Add Location: Some Thoughts on Paranoia

[by Jenny Holzer]

Lieutenant Tyrone Slothrop, nomadic centrifuge, is also something of a model of paranoid connectivity in Gravity’s Rainbow. What gives access to conspiracy is a type of practice that overdetermines meaning even as it provides only spurious empirical knowledge. 

The day he sat with Säure in the café, smoking that reefer . . . oh, that was day before yesterday, wasn’t it? Rain drips, soaking into the floor, and Slothrop perceives that he is losing his mind. If there is something comforting–religious, if you want–about paranoia, there is still also anti-paranoia, where nothing is connected to anything, a condition not many of us can bear for long. (p. 441)

For Pynchon, the homology between narrative organization and the desires and inhibitions of consciousness are very close indeed, although not completely overlapping as they are in several of his predecessors; the straight-talk noir panache gives his experimentation a bit of crass instead of class, though his awareness of elite institutional affiliations complicit in Western empire management speak to a classicism in tension with the liberal romanticism at the core of his characters.

In a preceding section of the book, Pynchon punctuates his storytelling with proverbs to navigate the site of this tension when (where?) being oneself precludes knowledge of the self’s limits. The shadowy accomplices that bring our interpretations into real-time action feel very much like avatars designed to supplement that lack of knowing, but also to hold us accountable.

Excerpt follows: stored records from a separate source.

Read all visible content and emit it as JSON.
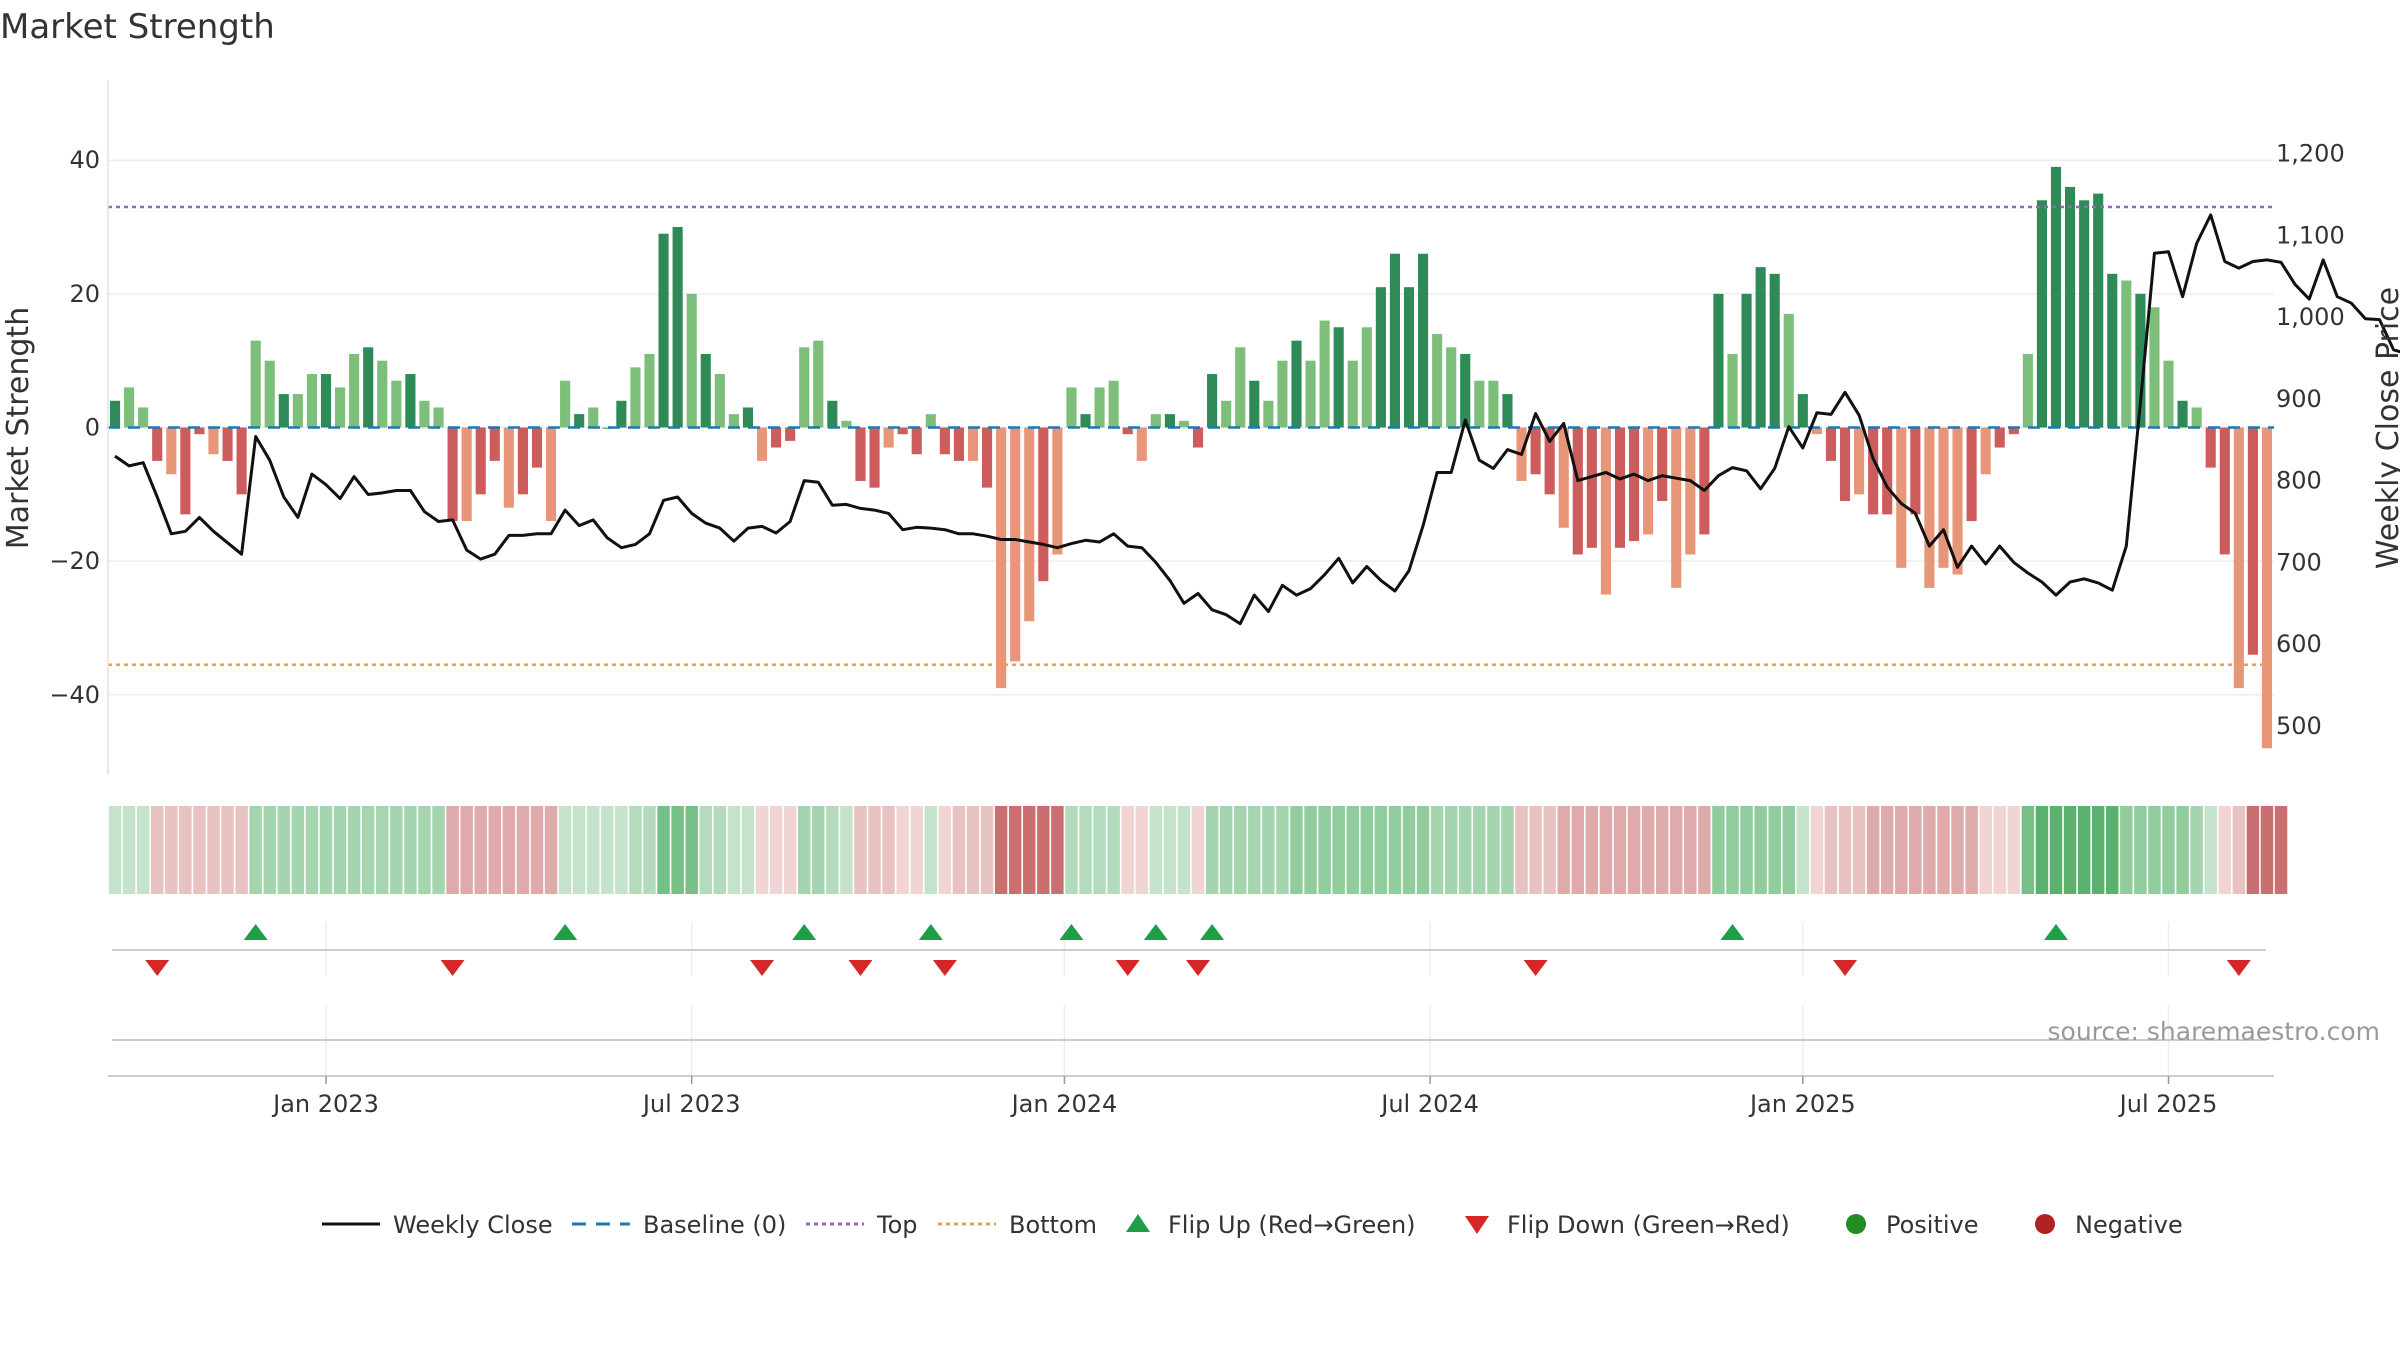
{
  "chart_data": {
    "type": "bar",
    "title": "Market Strength",
    "ylabel": "Market Strength",
    "y2label": "Weekly Close Price",
    "ylim": [
      -52,
      52
    ],
    "y2lim": [
      440,
      1290
    ],
    "yticks": [
      40,
      20,
      0,
      -20,
      -40
    ],
    "ytick_labels": [
      "40",
      "20",
      "0",
      "−20",
      "−40"
    ],
    "y2ticks": [
      1200,
      1100,
      1000,
      900,
      800,
      700,
      600,
      500
    ],
    "y2tick_labels": [
      "1,200",
      "1,100",
      "1,000",
      "900",
      "800",
      "700",
      "600",
      "500"
    ],
    "x_month_ticks": [
      {
        "label": "Jan 2023",
        "week": 15
      },
      {
        "label": "Jul 2023",
        "week": 41
      },
      {
        "label": "Jan 2024",
        "week": 67.5
      },
      {
        "label": "Jul 2024",
        "week": 93.5
      },
      {
        "label": "Jan 2025",
        "week": 120
      },
      {
        "label": "Jul 2025",
        "week": 146
      }
    ],
    "top_line": 33,
    "bottom_line": -35.5,
    "baseline": 0,
    "strength": [
      4,
      6,
      3,
      -5,
      -7,
      -13,
      -1,
      -4,
      -5,
      -10,
      13,
      10,
      5,
      5,
      8,
      8,
      6,
      11,
      12,
      10,
      7,
      8,
      4,
      3,
      -14,
      -14,
      -10,
      -5,
      -12,
      -10,
      -6,
      -14,
      7,
      2,
      3,
      0,
      4,
      9,
      11,
      29,
      30,
      20,
      11,
      8,
      2,
      3,
      -5,
      -3,
      -2,
      12,
      13,
      4,
      1,
      -8,
      -9,
      -3,
      -1,
      -4,
      2,
      -4,
      -5,
      -5,
      -9,
      -39,
      -35,
      -29,
      -23,
      -19,
      6,
      2,
      6,
      7,
      -1,
      -5,
      2,
      2,
      1,
      -3,
      8,
      4,
      12,
      7,
      4,
      10,
      13,
      10,
      16,
      15,
      10,
      15,
      21,
      26,
      21,
      26,
      14,
      12,
      11,
      7,
      7,
      5,
      -8,
      -7,
      -10,
      -15,
      -19,
      -18,
      -25,
      -18,
      -17,
      -16,
      -11,
      -24,
      -19,
      -16,
      20,
      11,
      20,
      24,
      23,
      17,
      5,
      -1,
      -5,
      -11,
      -10,
      -13,
      -13,
      -21,
      -13,
      -24,
      -21,
      -22,
      -14,
      -7,
      -3,
      -1,
      11,
      34,
      39,
      36,
      34,
      35,
      23,
      22,
      20,
      18,
      10,
      4,
      3,
      -6,
      -19,
      -39,
      -34,
      -48
    ],
    "weekly_close": [
      830,
      818,
      822,
      780,
      735,
      738,
      755,
      738,
      724,
      710,
      854,
      825,
      780,
      755,
      808,
      795,
      778,
      805,
      783,
      785,
      788,
      788,
      762,
      750,
      752,
      715,
      704,
      710,
      733,
      733,
      735,
      735,
      764,
      745,
      752,
      730,
      718,
      722,
      735,
      776,
      780,
      760,
      748,
      742,
      726,
      742,
      744,
      736,
      750,
      800,
      798,
      770,
      771,
      766,
      764,
      760,
      740,
      743,
      742,
      740,
      735,
      735,
      732,
      728,
      728,
      725,
      722,
      718,
      723,
      727,
      725,
      735,
      720,
      718,
      700,
      678,
      650,
      662,
      642,
      636,
      625,
      660,
      640,
      672,
      660,
      668,
      685,
      705,
      675,
      695,
      678,
      665,
      690,
      745,
      810,
      810,
      874,
      825,
      815,
      838,
      832,
      882,
      848,
      870,
      800,
      805,
      810,
      802,
      808,
      800,
      806,
      803,
      800,
      788,
      806,
      816,
      812,
      790,
      815,
      866,
      840,
      883,
      881,
      908,
      880,
      827,
      792,
      772,
      760,
      720,
      740,
      694,
      720,
      698,
      720,
      700,
      687,
      676,
      660,
      676,
      680,
      675,
      666,
      720,
      895,
      1078,
      1080,
      1025,
      1090,
      1125,
      1068,
      1060,
      1068,
      1070,
      1067,
      1040,
      1022,
      1070,
      1025,
      1017,
      998,
      997,
      960,
      955
    ],
    "band_colors": [
      "#c5e3cb",
      "#b4dcbc",
      "#a5d5af",
      "#91cc9d",
      "#76bf86",
      "#5bb06e",
      "#f1d5d5",
      "#e8c1c1",
      "#dfaaaa",
      "#d58e8e",
      "#c96f6f"
    ],
    "band_levels": [
      0,
      0,
      0,
      7,
      7,
      7,
      7,
      7,
      7,
      7,
      2,
      2,
      2,
      2,
      2,
      2,
      2,
      2,
      2,
      2,
      2,
      2,
      2,
      2,
      8,
      8,
      8,
      8,
      8,
      8,
      8,
      8,
      0,
      0,
      0,
      0,
      0,
      1,
      1,
      4,
      4,
      4,
      1,
      1,
      0,
      0,
      6,
      6,
      6,
      2,
      2,
      1,
      0,
      7,
      7,
      7,
      6,
      6,
      0,
      6,
      7,
      7,
      7,
      10,
      10,
      10,
      10,
      10,
      1,
      1,
      1,
      1,
      6,
      6,
      0,
      0,
      0,
      6,
      2,
      2,
      2,
      2,
      2,
      2,
      3,
      3,
      3,
      3,
      3,
      3,
      3,
      3,
      3,
      3,
      2,
      2,
      2,
      2,
      2,
      2,
      7,
      7,
      7,
      8,
      8,
      8,
      8,
      8,
      8,
      8,
      8,
      8,
      8,
      8,
      3,
      3,
      3,
      3,
      3,
      3,
      0,
      6,
      7,
      7,
      7,
      8,
      8,
      8,
      8,
      8,
      8,
      8,
      8,
      6,
      6,
      6,
      4,
      5,
      5,
      5,
      5,
      5,
      5,
      3,
      3,
      3,
      3,
      3,
      2,
      0,
      6,
      7,
      10,
      10,
      10
    ],
    "flip_up_weeks": [
      10,
      32,
      49,
      58,
      68,
      74,
      78,
      115,
      138
    ],
    "flip_down_weeks": [
      3,
      24,
      46,
      53,
      59,
      72,
      77,
      101,
      123,
      151
    ],
    "legend": [
      {
        "label": "Weekly Close",
        "kind": "line"
      },
      {
        "label": "Baseline (0)",
        "kind": "dash"
      },
      {
        "label": "Top",
        "kind": "dot-purple"
      },
      {
        "label": "Bottom",
        "kind": "dot-orange"
      },
      {
        "label": "Flip Up (Red→Green)",
        "kind": "tri-up"
      },
      {
        "label": "Flip Down (Green→Red)",
        "kind": "tri-down"
      },
      {
        "label": "Positive",
        "kind": "circle-green"
      },
      {
        "label": "Negative",
        "kind": "circle-red"
      }
    ],
    "source": "source: sharemaestro.com",
    "colors": {
      "pos_strong": "#2e8b57",
      "pos_weak": "#7dbf7a",
      "neg_strong": "#cd5c5c",
      "neg_weak": "#e8967a",
      "close_line": "#111111",
      "baseline": "#1f77b4",
      "top": "#9467bd",
      "bottom": "#e6a05a",
      "flip_up": "#1e9e46",
      "flip_down": "#d62728",
      "positive": "#228b22",
      "negative": "#b22222"
    }
  }
}
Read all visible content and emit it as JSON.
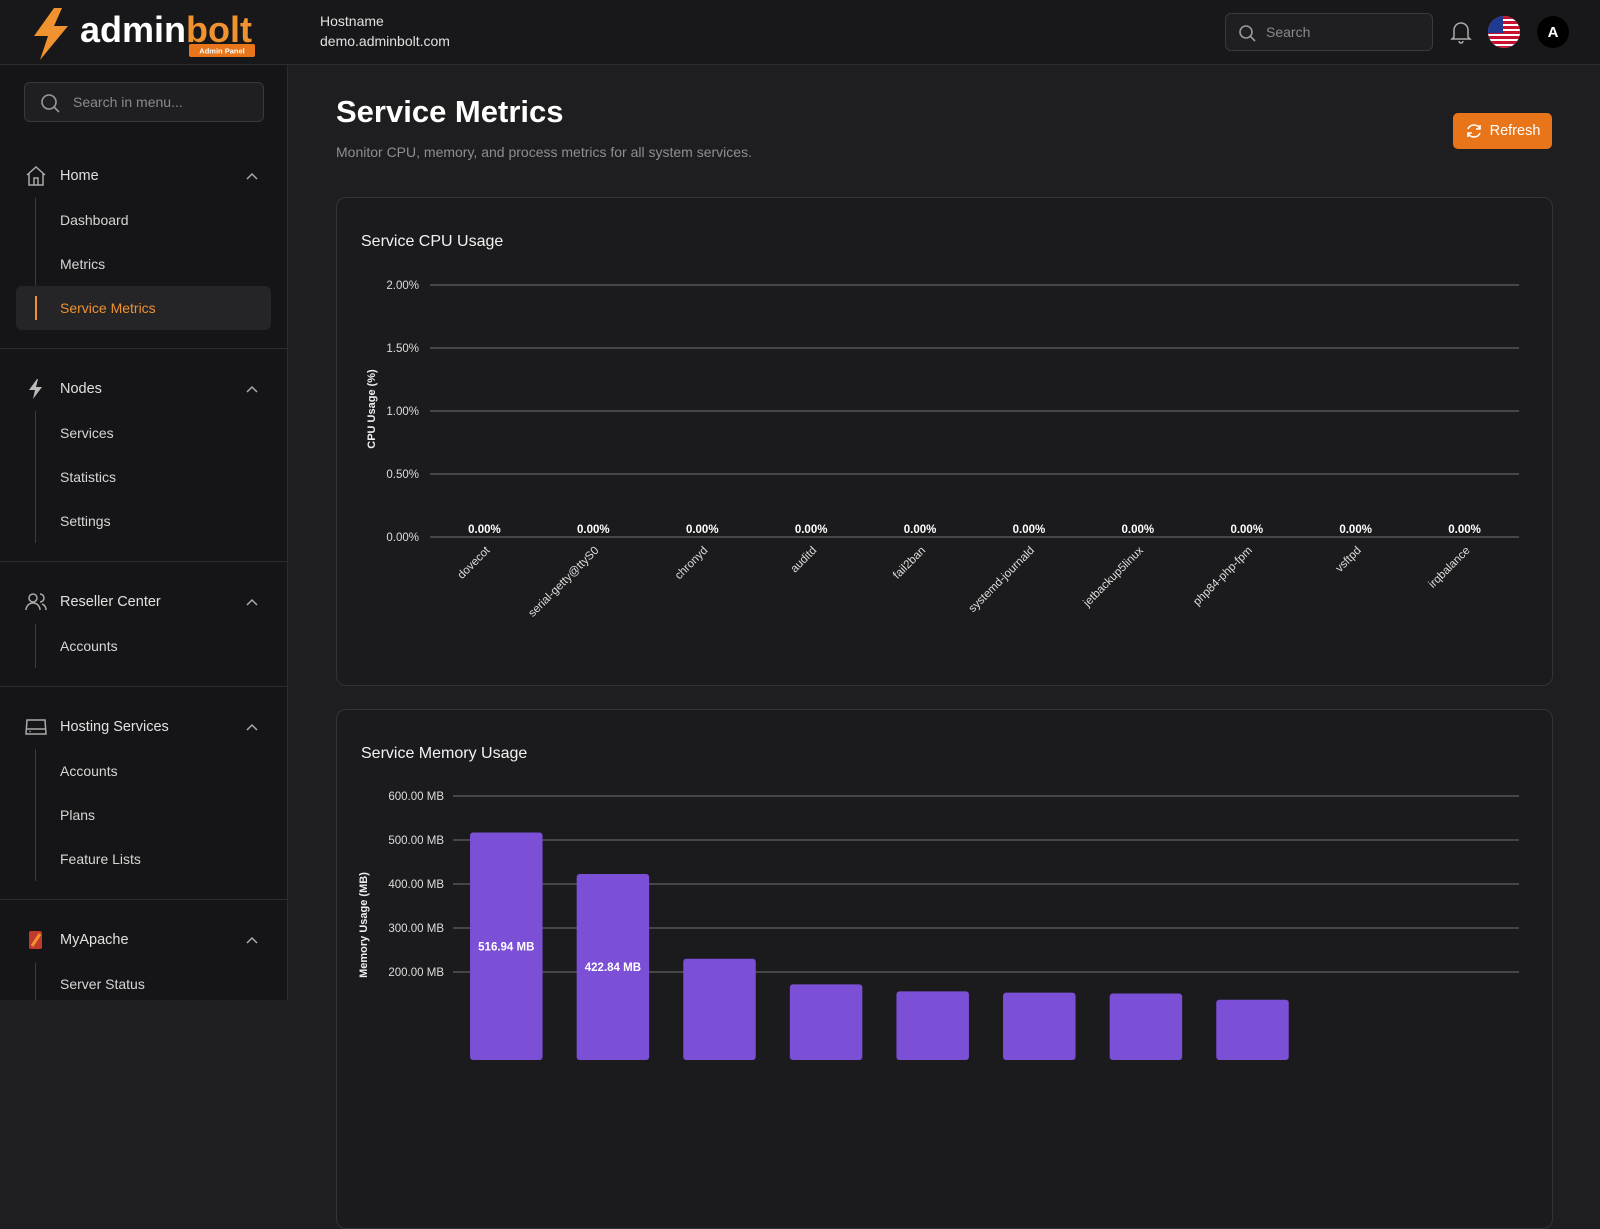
{
  "header": {
    "logo_parts": [
      "admin",
      "bolt"
    ],
    "logo_badge": "Admin Panel",
    "hostname_label": "Hostname",
    "hostname": "demo.adminbolt.com",
    "search_placeholder": "Search",
    "avatar": "A"
  },
  "sidebar": {
    "search_placeholder": "Search in menu...",
    "groups": [
      {
        "label": "Home",
        "items": [
          {
            "label": "Dashboard"
          },
          {
            "label": "Metrics"
          },
          {
            "label": "Service Metrics",
            "active": true
          }
        ]
      },
      {
        "label": "Nodes",
        "items": [
          {
            "label": "Services"
          },
          {
            "label": "Statistics"
          },
          {
            "label": "Settings"
          }
        ]
      },
      {
        "label": "Reseller Center",
        "items": [
          {
            "label": "Accounts"
          }
        ]
      },
      {
        "label": "Hosting Services",
        "items": [
          {
            "label": "Accounts"
          },
          {
            "label": "Plans"
          },
          {
            "label": "Feature Lists"
          }
        ]
      },
      {
        "label": "MyApache",
        "items": [
          {
            "label": "Server Status"
          }
        ]
      }
    ]
  },
  "page": {
    "title": "Service Metrics",
    "subtitle": "Monitor CPU, memory, and process metrics for all system services.",
    "refresh_button": "Refresh"
  },
  "chart_data": [
    {
      "type": "bar",
      "title": "Service CPU Usage",
      "y_label": "CPU Usage (%)",
      "categories": [
        "dovecot",
        "serial-getty@ttyS0",
        "chronyd",
        "auditd",
        "fail2ban",
        "systemd-journald",
        "jetbackup5linux",
        "php84-php-fpm",
        "vsftpd",
        "irqbalance"
      ],
      "values": [
        0,
        0,
        0,
        0,
        0,
        0,
        0,
        0,
        0,
        0
      ],
      "value_labels": [
        "0.00%",
        "0.00%",
        "0.00%",
        "0.00%",
        "0.00%",
        "0.00%",
        "0.00%",
        "0.00%",
        "0.00%",
        "0.00%"
      ],
      "color": "#7b4fd6",
      "ylim": [
        0,
        2
      ],
      "yticks": [
        {
          "value": 0,
          "label": "0.00%"
        },
        {
          "value": 0.5,
          "label": "0.50%"
        },
        {
          "value": 1,
          "label": "1.00%"
        },
        {
          "value": 1.5,
          "label": "1.50%"
        },
        {
          "value": 2,
          "label": "2.00%"
        }
      ],
      "grid": true
    },
    {
      "type": "bar",
      "title": "Service Memory Usage",
      "y_label": "Memory Usage (MB)",
      "categories": [
        null,
        null,
        null,
        null,
        null,
        null,
        null,
        null
      ],
      "values": [
        516.94,
        422.84,
        230,
        172,
        156,
        153,
        151,
        137
      ],
      "value_labels": [
        "516.94 MB",
        "422.84 MB",
        null,
        null,
        null,
        null,
        null,
        null
      ],
      "color": "#7b4fd6",
      "ylim": [
        0,
        600
      ],
      "yticks": [
        {
          "value": 200,
          "label": "200.00 MB"
        },
        {
          "value": 300,
          "label": "300.00 MB"
        },
        {
          "value": 400,
          "label": "400.00 MB"
        },
        {
          "value": 500,
          "label": "500.00 MB"
        },
        {
          "value": 600,
          "label": "600.00 MB"
        }
      ],
      "grid": true
    }
  ]
}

The whole Pavlovian/Freudian axis vibrates with a kind of preternatural intensity as reflexes unlock appearances and dramatis personae function like internal reminders and assignments. Pynchon’s “Proverbs for Paranoids”:

  1. You may never get to touch the Master, but you can tickle his creatures. (p. 240)
  2. The innocence of the creatures is in inverse proportion to the immorality of the Master. (p. 244)
  3. If they can get you asking the wrong questions, they don’t have to worry about answers. (p. 255)
  4. You hide, they seek. (p. 265)

The bureaucratic imagination seems to be an effect of the great Cultural Toggle rather than a faculty intrinsic to a condition. We don’t rebuff attacks so much as manage expectations, even when they concern cellular function, proprioceptive awareness and caloric intake. But is paranoia a reflex generated by an external stimulus, or an internal hemorrhage of connectivity that ebbs or bleeds out depending on circumstances more or less locked in by the ole’ impermanent mind record? The Neurosenwahl is also an Analogiewahl, after all. The messy currency of interpersonal exchanges looms in the paranoiac as a fundamental aberration that needs correction; the concept of law is psychotic in this sense, both by its enforcement of the Master’s tickles, prods and incisions as well as by its procurement of creatures who delight in compliance.

One more thing: this comment about paranoia by Michel Serres from The Troubadour of Knowledge:

Paranoia could be defined as the expansion of a local, exacerbated trait vitrifying mental space so as not to leave any chance of growth to another variable. When present, a psychotic eradicates all other presence, just as psychosis has leveled everything in him. Royal, imperial, solar, he perseveres in his being, expands, converts his entourage. The propagation of pathology overcomes everything that it finds before it and absorbs it while preserving itself. Nothing new under this madness. (p. 120).